To construct a start system with 9 solutions, respecting the structure of the game4two system, we do:

q, qsols = m_homogeneous_start_system(game4two, partition=mbn[1])
len(qsols)

and we see 9 as the output of len(qsols).

linear-product start systems

The multihomogeneous Bezout numbers are computed based on a partition of the unknowns. This partition is the same for all polynomials in the system. A sharper bound can be obtained if this restriction is relaxed.

from phcpy.starters import linear_product_root_count
from phcpy.starters import random_linear_product_system

The example we use to illustrate this root count consists of cubics.

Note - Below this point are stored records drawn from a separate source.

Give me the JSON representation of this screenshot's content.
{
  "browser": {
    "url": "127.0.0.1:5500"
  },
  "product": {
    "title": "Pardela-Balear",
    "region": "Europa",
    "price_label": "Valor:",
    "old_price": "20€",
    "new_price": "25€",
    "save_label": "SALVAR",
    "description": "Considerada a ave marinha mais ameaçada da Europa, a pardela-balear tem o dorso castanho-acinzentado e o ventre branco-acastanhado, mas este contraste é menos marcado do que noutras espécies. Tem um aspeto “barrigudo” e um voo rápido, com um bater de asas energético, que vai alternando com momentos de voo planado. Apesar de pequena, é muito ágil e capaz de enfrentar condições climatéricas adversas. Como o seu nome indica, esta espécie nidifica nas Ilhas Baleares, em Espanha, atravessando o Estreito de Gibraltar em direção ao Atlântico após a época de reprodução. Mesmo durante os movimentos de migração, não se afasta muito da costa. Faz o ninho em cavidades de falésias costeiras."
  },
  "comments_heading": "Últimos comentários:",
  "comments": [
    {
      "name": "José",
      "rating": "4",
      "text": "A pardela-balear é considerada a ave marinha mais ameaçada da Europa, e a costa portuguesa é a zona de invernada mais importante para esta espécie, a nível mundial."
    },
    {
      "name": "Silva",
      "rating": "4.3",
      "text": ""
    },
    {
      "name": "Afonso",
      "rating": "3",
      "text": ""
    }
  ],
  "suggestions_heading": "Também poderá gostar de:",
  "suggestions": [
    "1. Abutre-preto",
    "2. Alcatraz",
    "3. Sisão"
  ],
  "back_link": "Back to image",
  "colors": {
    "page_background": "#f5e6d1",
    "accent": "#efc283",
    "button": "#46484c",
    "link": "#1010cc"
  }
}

from phcpy.families import noon
n3 = noon(3)
for pol in n3:
    print(pol)

In dimension three, the system is then

x1*(x2^2 + x3^2) - 1.1*x1 + 1;
x2*(x1^2 + x3^2) - 1.1*x2 + 1;
x3*(x1^2 + x2^2) - 1.1*x3 + 1;

The linear-product root count for this system is computed by the instructions in the cell below:

lprc = linear_product_root_count(n3)
lprc

which gives as output the tuple

(21,
'{ x1 }{ x2 x3 }{ x2 x3 };{ x1 x3 }{ x1 x3 }{ x2 };{ x1 x2 }{ x1 x2 }{ x3 };')

The tuple on return contains first the upper bound on the number of solutions, followed by the set structure used to compute this bound. Every set corresponds to a linear equation in the linear-product start system.

The start system is constructed and solved by the following:

q, qsols = random_linear_product_system(n3, lprc[1])
len(qsols)

and len(qsols) returns 21.

mixed volumes

For sparse polynomial systems, that are systems with relatively few monomials appearing with nonzero coefficients, the mixed volume of the Newton polytopes provides a much sharper bound than any of the degree bounds.

from phcpy.volumes import mixed_volume
from phcpy.volumes import make_random_coefficient_system

The cyclic n-roots problem illustrates the need to apply mixed volumes very well.

from phcpy.families import cyclic
c5 = cyclic(5)
for pol in c5:
    print(pol)

which shows

x0 + x1 + x2 + x3 + x4;
x0*x1 + x1*x2 + x2*x3 + x3*x4 + x4*x0;
x0*x1*x2 + x1*x2*x3 + x2*x3*x4 + x3*x4*x0 + x4*x0*x1;
x0*x1*x2*x3 + x1*x2*x3*x4 + x2*x3*x4*x0 + x3*x4*x0*x1 + x4*x0*x1*x2;
x0*x1*x2*x3*x4 - 1;

The mixed volume equals 70 for this system, and is computed via

mv = mixed_volume(c5)

A random coefficient system has the same monomial structure as the input system, but random coefficients. The start system is made and solved with the code below

vol, q, qsols = make_random_coefficient_system(c5)
len(qsols)

and we see 70 as the output of len(qsols).

The mixed volume does not count the solutions with zero coordinates. To count all solutions, also those with zero coordinates, the stable mixed volume should be computed.

from phcpy.volumes import stable_mixed_volume

Consider the following example.

pols = ['x^3 + x*y^2 - x^2;', 'x + y - y^3;']

The command

stable_mixed_volume(pols)

returns a tuple of two integers. The first number in the tuple is the mixed volume, the second number is the stable mixed volume, which takes into account the solutions with zero coordinates.